Meanwhile, Student Managed Fund Takes Second in Annual UMass Foundation Competition

Student Managed Fund class outside the UMass Club
Lecturer Chan-Wung Kim, left, and his Student Managed Fund class visit the UMass Club in Boston, where they were recognized for their investment performance.

11/10/2016
By Ed Brennen

Finance students in the Manning School of Business are on a hot streak.

Not only did their Student Managed Fund recently take second place in the UMass Foundation’s annual intercampus investment competition, but they also have been invited to meet billionaire investor Warren Buffett this February in Omaha, Neb.

“It’s a dream come true to have the opportunity to meet with him,” says senior business administration major Jacob Ashley, co-president of the UMass Lowell Finance Society. “I’ve been a pretty big fan of Warren Buffett from a young age and I’ve read a lot of books on him, so I’m excited.”

This is the second time Manning students have been invited to meet with Buffett, who hosts select groups of business students from around the world several times each year.

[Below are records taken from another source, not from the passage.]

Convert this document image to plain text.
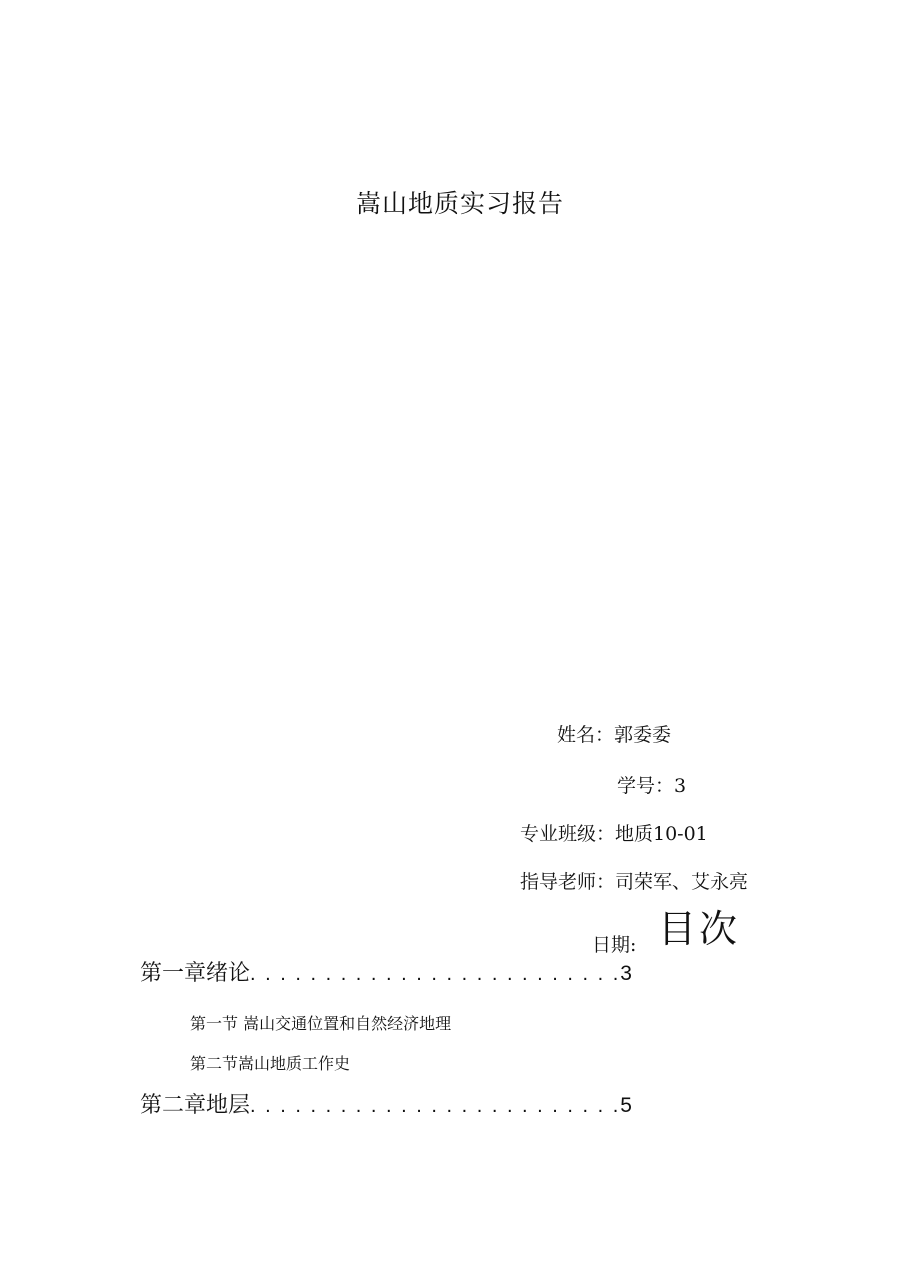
嵩山地质实习报告
姓名：郭委委
学号：3
专业班级：地质10-01
指导老师：司荣军、艾永亮
日期: 目次
第一章绪论. . . . . . . . . . . . . . . . . . . . . . . . .3
第一节 嵩山交通位置和自然经济地理
第二节嵩山地质工作史
第二章地层. . . . . . . . . . . . . . . . . . . . . . . . .5
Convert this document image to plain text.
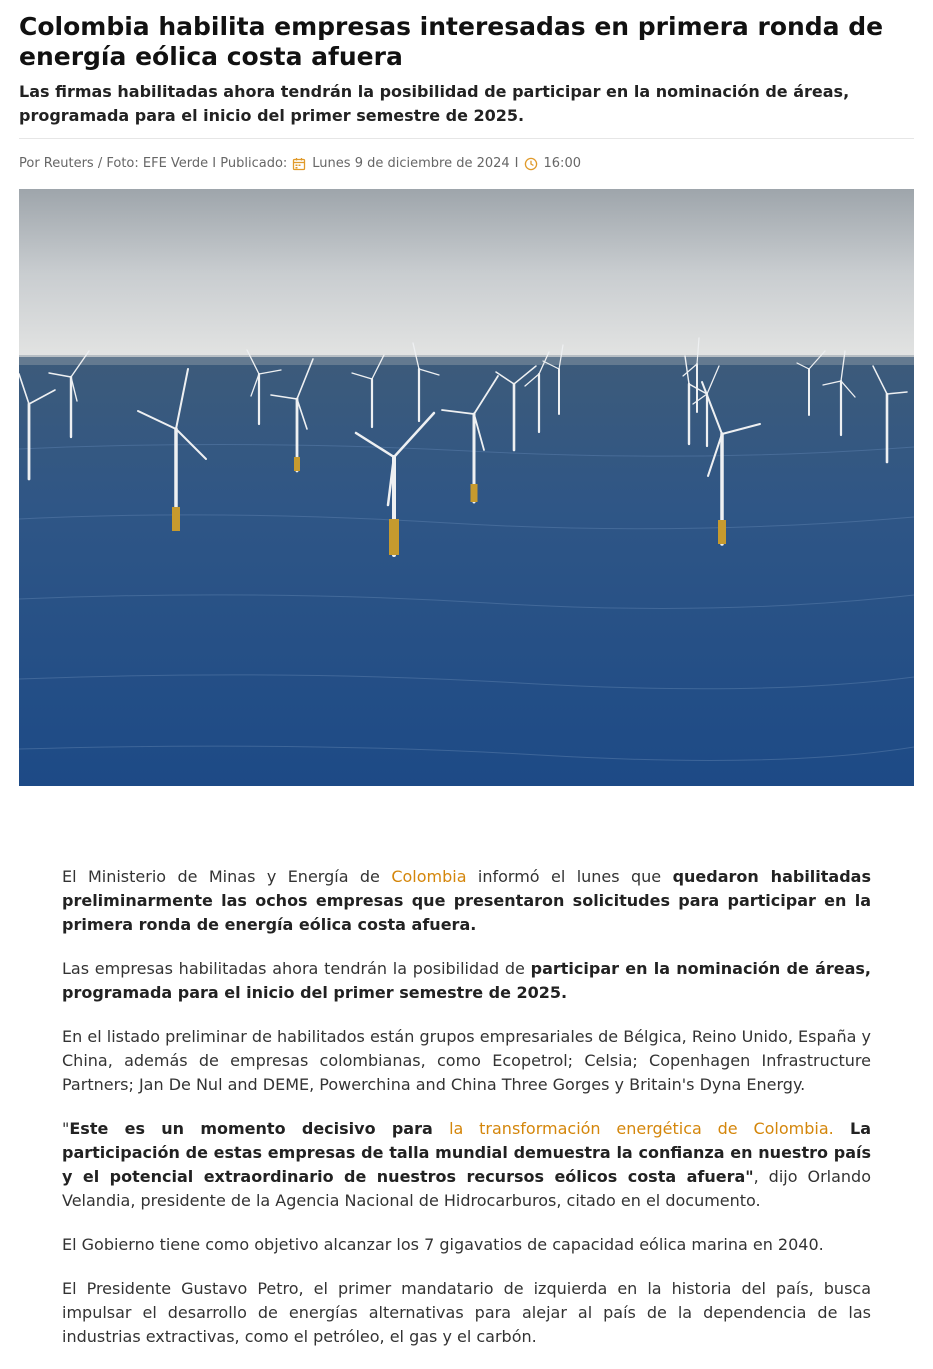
Colombia habilita empresas interesadas en primera ronda de energía eólica costa afuera
Las firmas habilitadas ahora tendrán la posibilidad de participar en la nominación de áreas, programada para el inicio del primer semestre de 2025.
Por Reuters / Foto: EFE Verde I Publicado: Lunes 9 de diciembre de 2024 I 16:00

El Ministerio de Minas y Energía de Colombia informó el lunes que quedaron habilitadas preliminarmente las ochos empresas que presentaron solicitudes para participar en la primera ronda de energía eólica costa afuera.

Las empresas habilitadas ahora tendrán la posibilidad de participar en la nominación de áreas, programada para el inicio del primer semestre de 2025.

En el listado preliminar de habilitados están grupos empresariales de Bélgica, Reino Unido, España y China, además de empresas colombianas, como Ecopetrol; Celsia; Copenhagen Infrastructure Partners; Jan De Nul and DEME, Powerchina and China Three Gorges y Britain's Dyna Energy.

"Este es un momento decisivo para la transformación energética de Colombia. La participación de estas empresas de talla mundial demuestra la confianza en nuestro país y el potencial extraordinario de nuestros recursos eólicos costa afuera", dijo Orlando Velandia, presidente de la Agencia Nacional de Hidrocarburos, citado en el documento.

El Gobierno tiene como objetivo alcanzar los 7 gigavatios de capacidad eólica marina en 2040.

El Presidente Gustavo Petro, el primer mandatario de izquierda en la historia del país, busca impulsar el desarrollo de energías alternativas para alejar al país de la dependencia de las industrias extractivas, como el petróleo, el gas y el carbón.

In 2011, Assoc. Prof. Ravi Jain took 20 students to Omaha, where they (along with students from seven other universities) picked Buffett’s brain during a two-hour Q&A, toured local businesses owned by his company, Berkshire Hathaway, and were treated to lunch at one of his favorite restaurants.

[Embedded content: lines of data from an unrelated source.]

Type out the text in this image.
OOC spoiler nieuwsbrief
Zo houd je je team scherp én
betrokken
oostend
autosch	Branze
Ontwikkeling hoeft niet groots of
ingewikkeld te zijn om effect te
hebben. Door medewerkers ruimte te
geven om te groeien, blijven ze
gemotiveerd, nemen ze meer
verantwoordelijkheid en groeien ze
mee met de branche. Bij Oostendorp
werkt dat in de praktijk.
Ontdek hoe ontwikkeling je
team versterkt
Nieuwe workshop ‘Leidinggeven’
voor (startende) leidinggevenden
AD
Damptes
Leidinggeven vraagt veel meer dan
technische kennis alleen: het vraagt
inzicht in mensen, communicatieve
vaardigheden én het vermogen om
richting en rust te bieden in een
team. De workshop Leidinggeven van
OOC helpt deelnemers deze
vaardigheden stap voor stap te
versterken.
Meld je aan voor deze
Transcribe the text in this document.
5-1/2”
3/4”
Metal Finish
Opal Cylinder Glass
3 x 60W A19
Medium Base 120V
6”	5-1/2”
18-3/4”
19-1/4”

“It’s an excellent opportunity for students to not only meet Warren Buffett, which is a big deal in itself, but also to meet and interact with other students from other universities,” says Finance Department Chair and Assoc. Prof. Saira Latif. “It gives them a macro perspective of ‘Why am I in college?’ and ‘What’s my goal?’ That becomes clear to them.”

Jain will take up to 20 students on this February’s three-day trip, depending on how much money they can raise to cover travel expenses for airfare, hotels and meals. Buffett requires that one-third of the student group be female, although Manning Dean Sandy Richtermeyer has bumped that requirement up to one-half.  

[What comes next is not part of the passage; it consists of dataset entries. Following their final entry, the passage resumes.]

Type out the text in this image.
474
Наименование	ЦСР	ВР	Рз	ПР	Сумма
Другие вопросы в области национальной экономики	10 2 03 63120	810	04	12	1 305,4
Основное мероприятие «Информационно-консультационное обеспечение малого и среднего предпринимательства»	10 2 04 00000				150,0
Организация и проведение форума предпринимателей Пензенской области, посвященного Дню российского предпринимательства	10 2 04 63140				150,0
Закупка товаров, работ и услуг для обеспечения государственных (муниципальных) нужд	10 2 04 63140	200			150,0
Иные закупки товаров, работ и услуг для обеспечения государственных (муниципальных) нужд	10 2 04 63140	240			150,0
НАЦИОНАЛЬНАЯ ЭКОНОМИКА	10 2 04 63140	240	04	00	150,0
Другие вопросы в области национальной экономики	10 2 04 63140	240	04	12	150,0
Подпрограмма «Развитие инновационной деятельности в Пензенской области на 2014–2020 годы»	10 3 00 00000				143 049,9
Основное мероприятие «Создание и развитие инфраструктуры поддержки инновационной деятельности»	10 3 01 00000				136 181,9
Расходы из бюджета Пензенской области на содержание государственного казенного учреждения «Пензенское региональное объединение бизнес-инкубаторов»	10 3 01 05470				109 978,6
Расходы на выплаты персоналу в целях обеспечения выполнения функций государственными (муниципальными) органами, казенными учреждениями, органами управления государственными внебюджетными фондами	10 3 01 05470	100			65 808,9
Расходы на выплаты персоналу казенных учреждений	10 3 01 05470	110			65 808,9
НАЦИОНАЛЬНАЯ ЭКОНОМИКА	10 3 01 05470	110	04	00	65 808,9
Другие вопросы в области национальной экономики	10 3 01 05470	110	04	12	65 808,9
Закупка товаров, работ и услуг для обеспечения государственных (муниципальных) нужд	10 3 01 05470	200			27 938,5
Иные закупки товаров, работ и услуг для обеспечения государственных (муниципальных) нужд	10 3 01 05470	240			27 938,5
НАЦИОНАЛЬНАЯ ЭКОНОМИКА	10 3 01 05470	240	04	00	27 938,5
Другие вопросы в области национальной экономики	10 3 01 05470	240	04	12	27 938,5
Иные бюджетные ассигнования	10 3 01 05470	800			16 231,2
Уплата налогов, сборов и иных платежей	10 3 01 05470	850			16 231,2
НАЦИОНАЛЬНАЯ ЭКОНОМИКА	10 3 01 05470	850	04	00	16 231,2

Seniors Miranda Winter and Jacob Ashley accept award
Seniors Miranda Winter, left, and Jacob Ashley, right, accept an award on behalf of the Student Managed Fund from Miranda Winter, associate vice president and controller of the UMass Foundation.
 Senior business administration major Miranda Winter, who joined Ashley in making a presentation about the Buffett trip to the Manning School’s Advisory Board this semester, looks forward to learning from the “Oracle of Omaha.”

“I like how he’s almost never satisfied,” Winter says. “He didn’t need to keep working at a certain point, but he chose to because he enjoyed it. It’s not about the money anymore.”

Winter and Ashley are both involved this semester with the Student Managed Fund, a course taught by lecturer Chan-Wung Kim. The fund was started in 2008 by the UMass Foundation, which gave $25,000 to four of the system’s campuses — Lowell, Amherst, Dartmouth and Boston — to invest in the market for real-world lessons in fund management.

Each fall, students in the course analyze companies across different business sectors and put together analyst reports recommending particular stocks. Kim and the students collectively decide which investments to pursue with the ongoing fund; at the end of the semester, the holdings are finalized.

Since the initial investment of $25,000 in 2008, the Manning School’s fund has grown nearly 400 percent to $95,000 as of June 30. For fiscal year 2015, the fund grew 10.88 percent, compared to a 7.42 percent return for the Standard & Poor’s 500 Index during the same period. 

The fund, which has never lost money, has won the annual competition against the other UMass schools three times and finished second the past two years. Students in this semester’s course visited the UMass Club in Boston on Nov. 2, where they accepted the second-place award for the FY15 performance.

In addition to turning textbook finance theory into real-world investments, Latif says the course helps students learn the patience required for long-term investment strategies. Once the class buys its stocks, its choices are locked in through the spring semester — no matter how much the market fluctuates.

“Being young adults, they have to come out of that instant gratification mode,” Latif says. “They have to wait nearly a year to realize whether the decision that they made actually panned out or not. 

“This isn’t day trading,” she adds. “That’s not what finance is all about. People who are in the finance field don’t take it as a casino game. We look at the fundamental ability of a firm to make profits over the long run.”

That’s a fundamental ability that Buffett has perfected over the course of his career — and something Manning students plan to learn about firsthand in February.